The fourth objective of Q-ANNTENNA concerns experimental implementations; i.e., bridging the theory developed during the action with actual experimental platforms, assessing their capabilities and limitations. In an international collaboration, we probed an integrated photonics device technology. On the other hand, the shallow-depth quantum computing algorithm has allowed the fellow to initiate new collaborations with Harvard University, assessing the Rydberg atoms technology. The results obtained have been disseminated through one first-release publication in Science, two conference abstracts, and three seminars, including numerous press releases.

Final results

The impact of Q-ANNTENNA can be viewed from several angles:

First, the action has been very successful on a scientific level, producing more than three times more publications than originally envisioned. The progress beyond the state of the art is thus clear, as the results have been reported in top international peer-reviewed journals. Q-ANNTENNA has pushed the boundaries of knowledge in several directions. To cite the most relevant: The design of a new quantum algorithm to prepare ground states of quantum Hamiltonians that achieves state of the art performance yet using a smaller number of ancillary qubits. Novel methods to obtain certificates of many-body properties assisted by reinforcement learning routines, and exponentially cheaper tests of nonlocal correlations based on convex hulls of semialgebraic sets. Realistically implementable witnesses of nonlocality/device-independent entanglement depth. Reinforcement-learning algorithm as part of a massive physics&outreach experiment (the Big Bell Test). Significant advances in the so-called self-testing problem of maximally entangled states. Implementation of that protocol in an integrated photonics prototype, yielding the highest fidelities reported with this technology so far.
Second, Q-ANNTENNA very positively impacted the fellow\'s carrer development. Its mobility allowance enabled him to strengthen ongoing scientific collaborations (ICFO, Warsaw); effectively co-supervise a PhD student, and grow new collaborations in Basel, Bristol, Leiden and Harvard; carry teaching activities beyond the co-supervision of a PhD student; carry activities as an independent reviewer as a service to the scientific community: in competitive projects, PhD committes and many articles in international peer-reviewed journals. Q-ANNTENNA has also contributed to establish contacts with the industry, including several DAX-indexed german companies, positioning the beneficiary uniquely to be a fruitful liaison between industry and academy.

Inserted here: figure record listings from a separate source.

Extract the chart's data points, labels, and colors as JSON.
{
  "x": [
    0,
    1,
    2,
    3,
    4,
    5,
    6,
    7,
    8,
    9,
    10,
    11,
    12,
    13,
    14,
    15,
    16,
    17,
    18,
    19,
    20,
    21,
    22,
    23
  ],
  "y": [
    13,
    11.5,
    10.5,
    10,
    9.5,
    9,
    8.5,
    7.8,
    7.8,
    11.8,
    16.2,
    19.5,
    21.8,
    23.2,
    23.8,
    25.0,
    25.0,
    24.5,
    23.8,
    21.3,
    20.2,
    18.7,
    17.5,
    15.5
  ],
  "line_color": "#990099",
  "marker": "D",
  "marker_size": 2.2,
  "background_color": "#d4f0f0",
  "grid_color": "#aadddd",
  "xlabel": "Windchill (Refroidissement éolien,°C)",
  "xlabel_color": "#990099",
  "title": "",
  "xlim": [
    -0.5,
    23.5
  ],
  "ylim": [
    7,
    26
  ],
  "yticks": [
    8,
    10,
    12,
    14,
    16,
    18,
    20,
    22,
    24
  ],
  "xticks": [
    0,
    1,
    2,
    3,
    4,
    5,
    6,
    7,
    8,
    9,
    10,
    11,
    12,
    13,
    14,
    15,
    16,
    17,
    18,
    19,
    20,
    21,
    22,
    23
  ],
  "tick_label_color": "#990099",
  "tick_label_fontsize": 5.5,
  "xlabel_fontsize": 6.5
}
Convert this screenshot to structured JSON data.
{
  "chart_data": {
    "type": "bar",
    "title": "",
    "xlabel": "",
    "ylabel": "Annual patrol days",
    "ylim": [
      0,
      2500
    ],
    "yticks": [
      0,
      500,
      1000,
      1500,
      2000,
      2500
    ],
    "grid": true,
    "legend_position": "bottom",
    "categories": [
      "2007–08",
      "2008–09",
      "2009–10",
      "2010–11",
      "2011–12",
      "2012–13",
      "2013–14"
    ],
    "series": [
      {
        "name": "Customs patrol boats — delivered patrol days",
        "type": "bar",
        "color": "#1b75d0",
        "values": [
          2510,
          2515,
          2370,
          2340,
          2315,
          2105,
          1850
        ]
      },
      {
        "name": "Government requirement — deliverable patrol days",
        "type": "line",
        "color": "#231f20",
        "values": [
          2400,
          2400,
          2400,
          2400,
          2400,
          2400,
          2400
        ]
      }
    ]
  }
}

Finally, all the know-how behind the results has been passed, not only onto researchers and graduate students at the host institution and other institutions during conferences, but it has also reached the general public, thanks to the institutional communication measures taken by MPQ (numerous press releases, open days, interviews, newsletters), but also thanks to personal communication measures proactively seeked by the beneficiary (personal website development, outreach talks, presence in social media, research portals and identifiers, broadcasted conferences in local radio stations, invited inaugural course lectures, etc.).